Masacrin
Dicembre: tempo di macellazione del maiale in Piemonte
di Mario Bocchio
Quasi tutti i contadini allevavano il maiale. Oggi il maiale sarebbe il miglior testimonial della sempre più invocata economia circolare, proprio perché mangiava di tutto. Non per caso, un tempo in Piemonte la macellazione del maiale era una missione fondamentale. Avevi bisogno di cibo per superare l’inverno senza alcuna refrigerazione oltre alle temperature di raffreddamento della stagione. Il masacrin (si chiamava così, aveva una borsa di cuoio con i coltelli, come quella del medico condotto) girava per le aie ad ammazzare i maiali. Lo faceva velocemente e umanamente perché l’adrenalina non irrigidisse i muscoli, poi ci si metteva subito al lavoro macellandolo in modo da poterne conservare buona parte come prosciutto, salame e altri prodotti che rientrano nella categoria dei salumi. Del maiale, è la verità, non si butta mai via niente. Era la vecchia tradizione. Il maiale sacrificato a dicembre produceva il premiato salame a grana grossa la maggior parte degli anni, e faceva anche un ottimo lardo. Andava in scena un vero e proprio rito, scandito da precisi momenti. Dopo la morte c’erano la raccolta del sangue dal corpo dell’animale, usato poi per farne i sanguinacci, poi la spellatura con coltello ed acqua bollente, che veniva versata addosso al maiale morto per ammorbidire le setole, che venivano asportate con grossi coltelli affilati.
Ci volevano circa due ore e mezza per scomporre completamente il maiale in pezzi che sarebbero rimasti fuori durante la notte (affinchè il gelo frollasse la carne), inclusa la lavorazione degli intestini in budelli di salsiccia grossolanamente puliti. Il giorno dopo, di buon mattino, il maiale veniva ulteriormente scomposto, una parte della carne veniva macinata e la salsiccia insaccata nelle budella. Mani sapienti impastavano la carne condita con le migliori spezie (pepe e noci moscate), aglio (pestato nel mortaio) e innaffiata con il vino più pregiato della cantina. Non si speculava sulla qualità dei prodotti, perché era la concia a garantire la conservazione naturale dei salumi nell’apposita stanza della cascina. Profumi antichi che solo chi ha avuto la fortuna di assaporarli non dimenticherà mai per tutta la vita. Profumi che sono rimasti la cultura di una civiltà che, ahinoi, non esiste più.

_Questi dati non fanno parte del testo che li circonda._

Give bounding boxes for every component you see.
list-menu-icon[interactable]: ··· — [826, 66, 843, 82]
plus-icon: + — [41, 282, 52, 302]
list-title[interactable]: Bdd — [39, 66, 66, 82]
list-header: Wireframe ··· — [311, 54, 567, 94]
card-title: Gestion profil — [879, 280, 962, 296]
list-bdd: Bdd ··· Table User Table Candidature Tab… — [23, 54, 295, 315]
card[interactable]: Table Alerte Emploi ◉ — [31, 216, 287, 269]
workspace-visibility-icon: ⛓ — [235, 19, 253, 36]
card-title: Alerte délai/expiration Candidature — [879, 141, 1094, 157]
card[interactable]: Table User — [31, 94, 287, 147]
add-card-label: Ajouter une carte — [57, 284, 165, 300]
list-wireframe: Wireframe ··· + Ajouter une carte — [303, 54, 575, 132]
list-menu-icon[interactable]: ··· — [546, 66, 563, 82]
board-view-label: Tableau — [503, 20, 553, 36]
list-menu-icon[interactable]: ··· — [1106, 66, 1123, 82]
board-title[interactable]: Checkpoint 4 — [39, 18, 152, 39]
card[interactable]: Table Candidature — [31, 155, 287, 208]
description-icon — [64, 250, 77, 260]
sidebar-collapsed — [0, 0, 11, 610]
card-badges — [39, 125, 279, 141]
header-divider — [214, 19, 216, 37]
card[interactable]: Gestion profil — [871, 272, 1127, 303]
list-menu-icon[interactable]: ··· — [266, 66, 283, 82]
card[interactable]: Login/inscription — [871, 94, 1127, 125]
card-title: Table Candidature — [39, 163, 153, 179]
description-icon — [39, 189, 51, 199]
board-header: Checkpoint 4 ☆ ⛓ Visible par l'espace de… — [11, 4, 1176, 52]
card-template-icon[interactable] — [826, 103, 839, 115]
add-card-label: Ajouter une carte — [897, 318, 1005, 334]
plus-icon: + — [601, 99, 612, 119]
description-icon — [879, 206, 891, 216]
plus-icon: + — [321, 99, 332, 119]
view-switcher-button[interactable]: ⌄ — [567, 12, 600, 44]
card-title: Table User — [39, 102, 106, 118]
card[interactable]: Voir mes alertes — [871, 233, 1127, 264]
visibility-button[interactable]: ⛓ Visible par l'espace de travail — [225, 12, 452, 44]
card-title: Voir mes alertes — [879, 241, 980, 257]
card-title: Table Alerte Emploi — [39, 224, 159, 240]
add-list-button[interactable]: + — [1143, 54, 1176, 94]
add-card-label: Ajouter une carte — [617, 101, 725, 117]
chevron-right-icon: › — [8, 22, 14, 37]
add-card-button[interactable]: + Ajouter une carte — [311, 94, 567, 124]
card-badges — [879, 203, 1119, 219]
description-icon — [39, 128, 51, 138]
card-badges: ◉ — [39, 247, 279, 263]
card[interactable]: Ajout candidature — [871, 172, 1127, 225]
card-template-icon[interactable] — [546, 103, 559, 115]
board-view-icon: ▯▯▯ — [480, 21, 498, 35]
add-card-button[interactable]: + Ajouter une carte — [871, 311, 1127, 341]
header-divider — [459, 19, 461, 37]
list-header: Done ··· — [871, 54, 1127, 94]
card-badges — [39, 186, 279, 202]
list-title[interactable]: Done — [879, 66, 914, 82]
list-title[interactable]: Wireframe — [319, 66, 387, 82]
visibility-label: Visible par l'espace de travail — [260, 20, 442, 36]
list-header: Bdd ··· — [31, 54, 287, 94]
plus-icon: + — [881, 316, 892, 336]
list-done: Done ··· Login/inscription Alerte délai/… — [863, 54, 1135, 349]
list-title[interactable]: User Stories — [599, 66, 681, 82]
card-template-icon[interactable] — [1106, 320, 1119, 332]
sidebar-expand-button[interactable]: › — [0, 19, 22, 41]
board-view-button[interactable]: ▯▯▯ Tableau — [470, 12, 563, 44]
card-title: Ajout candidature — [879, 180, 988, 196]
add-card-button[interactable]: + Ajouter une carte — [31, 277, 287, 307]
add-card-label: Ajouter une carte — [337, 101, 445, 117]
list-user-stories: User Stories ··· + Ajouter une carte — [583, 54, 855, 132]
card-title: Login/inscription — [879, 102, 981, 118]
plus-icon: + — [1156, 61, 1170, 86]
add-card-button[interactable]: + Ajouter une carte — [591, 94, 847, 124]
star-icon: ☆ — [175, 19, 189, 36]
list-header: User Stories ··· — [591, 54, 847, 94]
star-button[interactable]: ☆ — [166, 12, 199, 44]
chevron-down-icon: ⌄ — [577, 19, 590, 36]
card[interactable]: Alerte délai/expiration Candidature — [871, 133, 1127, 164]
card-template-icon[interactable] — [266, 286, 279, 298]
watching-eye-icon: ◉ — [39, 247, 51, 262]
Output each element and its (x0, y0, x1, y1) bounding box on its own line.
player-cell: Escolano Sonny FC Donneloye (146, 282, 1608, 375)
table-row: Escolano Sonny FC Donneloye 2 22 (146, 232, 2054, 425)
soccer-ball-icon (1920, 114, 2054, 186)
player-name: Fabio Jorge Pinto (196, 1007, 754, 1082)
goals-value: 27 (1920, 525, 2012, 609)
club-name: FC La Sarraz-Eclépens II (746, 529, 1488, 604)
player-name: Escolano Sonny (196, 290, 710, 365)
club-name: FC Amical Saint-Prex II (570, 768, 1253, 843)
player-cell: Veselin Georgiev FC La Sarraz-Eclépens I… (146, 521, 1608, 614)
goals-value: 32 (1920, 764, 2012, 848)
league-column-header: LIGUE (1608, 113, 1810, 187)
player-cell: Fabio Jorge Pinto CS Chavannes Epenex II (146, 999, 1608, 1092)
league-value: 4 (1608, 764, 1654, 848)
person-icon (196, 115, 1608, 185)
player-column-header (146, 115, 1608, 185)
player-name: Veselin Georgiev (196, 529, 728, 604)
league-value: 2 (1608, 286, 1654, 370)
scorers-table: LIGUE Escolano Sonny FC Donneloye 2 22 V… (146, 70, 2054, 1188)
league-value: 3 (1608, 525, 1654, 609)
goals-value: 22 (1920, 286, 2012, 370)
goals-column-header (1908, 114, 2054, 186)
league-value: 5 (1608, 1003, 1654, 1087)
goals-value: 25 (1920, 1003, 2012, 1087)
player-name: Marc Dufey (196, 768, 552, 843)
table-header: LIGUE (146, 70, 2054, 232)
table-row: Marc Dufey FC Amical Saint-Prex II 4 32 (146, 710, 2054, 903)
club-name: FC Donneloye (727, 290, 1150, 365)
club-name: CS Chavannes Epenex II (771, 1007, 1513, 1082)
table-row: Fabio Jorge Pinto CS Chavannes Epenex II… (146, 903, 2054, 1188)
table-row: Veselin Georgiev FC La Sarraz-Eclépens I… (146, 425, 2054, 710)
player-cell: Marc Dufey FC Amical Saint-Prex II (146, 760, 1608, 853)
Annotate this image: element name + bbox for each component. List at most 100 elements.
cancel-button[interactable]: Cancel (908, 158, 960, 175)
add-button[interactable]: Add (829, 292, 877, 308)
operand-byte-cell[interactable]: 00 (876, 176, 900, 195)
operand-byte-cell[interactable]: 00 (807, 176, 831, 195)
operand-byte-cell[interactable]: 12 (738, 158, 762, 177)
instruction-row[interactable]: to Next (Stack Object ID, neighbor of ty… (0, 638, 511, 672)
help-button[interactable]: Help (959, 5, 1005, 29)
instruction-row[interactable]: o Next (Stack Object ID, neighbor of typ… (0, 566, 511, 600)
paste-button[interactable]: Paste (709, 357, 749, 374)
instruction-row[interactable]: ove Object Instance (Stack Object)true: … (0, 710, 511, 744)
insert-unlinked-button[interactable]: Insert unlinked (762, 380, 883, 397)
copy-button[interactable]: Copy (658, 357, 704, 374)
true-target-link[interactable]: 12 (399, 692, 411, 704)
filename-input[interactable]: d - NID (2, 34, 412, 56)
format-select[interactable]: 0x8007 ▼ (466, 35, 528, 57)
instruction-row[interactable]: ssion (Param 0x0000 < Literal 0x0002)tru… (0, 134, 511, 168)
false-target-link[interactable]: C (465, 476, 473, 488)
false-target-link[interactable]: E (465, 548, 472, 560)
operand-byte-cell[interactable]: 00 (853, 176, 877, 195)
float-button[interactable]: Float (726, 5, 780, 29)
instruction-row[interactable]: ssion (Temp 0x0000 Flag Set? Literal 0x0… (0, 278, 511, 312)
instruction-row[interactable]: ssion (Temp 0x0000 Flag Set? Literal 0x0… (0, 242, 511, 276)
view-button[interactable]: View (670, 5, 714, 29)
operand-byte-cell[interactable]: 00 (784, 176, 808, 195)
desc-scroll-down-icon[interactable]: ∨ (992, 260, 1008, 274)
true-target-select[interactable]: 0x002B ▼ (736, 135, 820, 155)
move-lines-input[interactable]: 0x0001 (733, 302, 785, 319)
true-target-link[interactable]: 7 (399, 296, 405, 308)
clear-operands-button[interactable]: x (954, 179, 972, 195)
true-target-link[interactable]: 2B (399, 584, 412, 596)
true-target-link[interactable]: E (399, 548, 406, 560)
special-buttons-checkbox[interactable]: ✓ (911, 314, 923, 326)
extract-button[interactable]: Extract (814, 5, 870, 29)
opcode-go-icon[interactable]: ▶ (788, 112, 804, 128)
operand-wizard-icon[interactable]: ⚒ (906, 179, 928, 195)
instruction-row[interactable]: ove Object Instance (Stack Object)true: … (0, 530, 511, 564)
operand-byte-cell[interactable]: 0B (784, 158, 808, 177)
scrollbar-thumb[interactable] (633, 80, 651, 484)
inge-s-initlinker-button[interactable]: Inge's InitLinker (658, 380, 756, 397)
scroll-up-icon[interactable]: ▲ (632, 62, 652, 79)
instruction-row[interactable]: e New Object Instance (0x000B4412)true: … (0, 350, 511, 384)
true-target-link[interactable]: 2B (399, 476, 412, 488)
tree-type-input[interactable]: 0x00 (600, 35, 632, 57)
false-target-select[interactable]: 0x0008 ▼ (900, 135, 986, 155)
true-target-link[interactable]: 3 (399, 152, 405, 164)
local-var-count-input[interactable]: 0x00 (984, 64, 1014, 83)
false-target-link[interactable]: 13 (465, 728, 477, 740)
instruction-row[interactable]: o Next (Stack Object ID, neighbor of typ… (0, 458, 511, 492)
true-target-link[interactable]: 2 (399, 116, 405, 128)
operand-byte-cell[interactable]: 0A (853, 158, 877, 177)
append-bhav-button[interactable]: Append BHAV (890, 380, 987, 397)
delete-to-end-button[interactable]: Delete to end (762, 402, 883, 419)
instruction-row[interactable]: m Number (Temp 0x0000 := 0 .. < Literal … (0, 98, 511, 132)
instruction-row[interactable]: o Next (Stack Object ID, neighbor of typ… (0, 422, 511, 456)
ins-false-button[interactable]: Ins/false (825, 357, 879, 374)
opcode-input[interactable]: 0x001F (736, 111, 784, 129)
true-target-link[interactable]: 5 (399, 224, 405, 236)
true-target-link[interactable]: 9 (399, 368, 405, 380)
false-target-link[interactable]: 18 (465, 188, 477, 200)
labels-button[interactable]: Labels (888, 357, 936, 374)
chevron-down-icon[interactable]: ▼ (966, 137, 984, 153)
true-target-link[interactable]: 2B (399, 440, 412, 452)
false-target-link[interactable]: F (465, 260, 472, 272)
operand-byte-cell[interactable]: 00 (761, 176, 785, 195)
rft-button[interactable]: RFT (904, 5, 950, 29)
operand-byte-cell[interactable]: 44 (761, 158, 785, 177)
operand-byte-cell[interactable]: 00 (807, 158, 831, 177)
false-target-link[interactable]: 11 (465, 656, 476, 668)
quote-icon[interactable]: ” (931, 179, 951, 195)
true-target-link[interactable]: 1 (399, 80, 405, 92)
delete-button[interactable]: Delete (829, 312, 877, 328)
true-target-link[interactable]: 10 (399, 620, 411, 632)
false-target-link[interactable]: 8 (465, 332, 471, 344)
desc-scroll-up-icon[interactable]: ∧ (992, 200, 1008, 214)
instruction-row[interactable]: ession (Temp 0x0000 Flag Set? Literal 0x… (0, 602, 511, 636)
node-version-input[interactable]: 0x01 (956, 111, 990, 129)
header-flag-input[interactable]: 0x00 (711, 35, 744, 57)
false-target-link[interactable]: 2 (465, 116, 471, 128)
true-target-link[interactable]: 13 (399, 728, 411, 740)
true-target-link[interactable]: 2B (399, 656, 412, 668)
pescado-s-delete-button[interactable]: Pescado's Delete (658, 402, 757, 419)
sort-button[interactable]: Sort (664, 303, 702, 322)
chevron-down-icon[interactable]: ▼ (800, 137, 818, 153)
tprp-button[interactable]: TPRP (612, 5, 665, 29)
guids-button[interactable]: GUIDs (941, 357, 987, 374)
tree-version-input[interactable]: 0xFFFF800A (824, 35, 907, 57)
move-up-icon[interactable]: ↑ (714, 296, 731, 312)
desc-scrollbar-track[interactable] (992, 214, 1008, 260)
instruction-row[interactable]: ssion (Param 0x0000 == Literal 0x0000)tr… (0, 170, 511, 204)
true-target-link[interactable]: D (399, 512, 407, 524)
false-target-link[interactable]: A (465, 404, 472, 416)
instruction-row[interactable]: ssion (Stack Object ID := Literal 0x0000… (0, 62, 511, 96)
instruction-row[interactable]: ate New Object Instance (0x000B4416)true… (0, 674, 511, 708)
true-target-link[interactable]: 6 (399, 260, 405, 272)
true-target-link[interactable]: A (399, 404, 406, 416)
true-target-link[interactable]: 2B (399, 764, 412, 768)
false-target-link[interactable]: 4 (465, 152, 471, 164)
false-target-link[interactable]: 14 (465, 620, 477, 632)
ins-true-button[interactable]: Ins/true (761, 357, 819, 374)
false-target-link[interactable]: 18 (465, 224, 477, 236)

Ci voleva l’intera mattinata. I cacciatorini, il salame più giovane, venivano mangiati per primi in occasione delle merende pasquali.
A mezzogiorno ci si sedeva ad un banchetto di maiale mentre le carni conservate pendevano già profumatamente. Sul fuoco la polenta era d’obbligo e insieme alla cosiddetta frittura, misto di tutte le frattaglie. Un piatto povero, ma frutto di una ricca e saggia cultura. Dal grasso del maiale si ottenevano i ciccioli e lo strutto, uno dei migliori ingredienti del pane contadino.
Quando si ammazzava il maiale si faceva una grande festa, si chiamavano i parenti, i vicini di casa e gli amici, guai se qualcuno non lo invitavi, si offendeva. Si faceva festa, si giocava e si cantava. Prima del grande avvenimento, il maiale lo si lasciava digiunare almeno un giorno. Dopo la macellazione nel paese ci si interrogava sul peso, nella convinzione che più era grosso più ci si poteva vantare. Era proprio una competizione tra contadini.
Nella tradizione rurale le donne mestruate non potevano assistere all’uccisione e tantomeno alla lavorazione della carne perché avrebbe potuto andare a male.
L’uccisione avveniva necessariamente a luna mancante, con la neve nell’aia, perché, sempre secondo la tradizione popolare, la carne sarebbe stata migliore.
Sant’Antonio Abate, il protettore degli animali, è raffigurato sempre accanto ad un maialino. Secondo quanto tramandato, il Santo usava la sugna come un antidoto contro l’herpes zoster, noto come il fuoco di Sant’Antonio, per evitare il diffondersi della malattia, e contro slogature, abrasioni e dolori muscolari.
Tutto ciò pare un ricordo antico, ma in fondo chi oggi ha cinquant’anni lo conserva nella propria memoria e quel profumo non riesce proprio ad eliminarlo.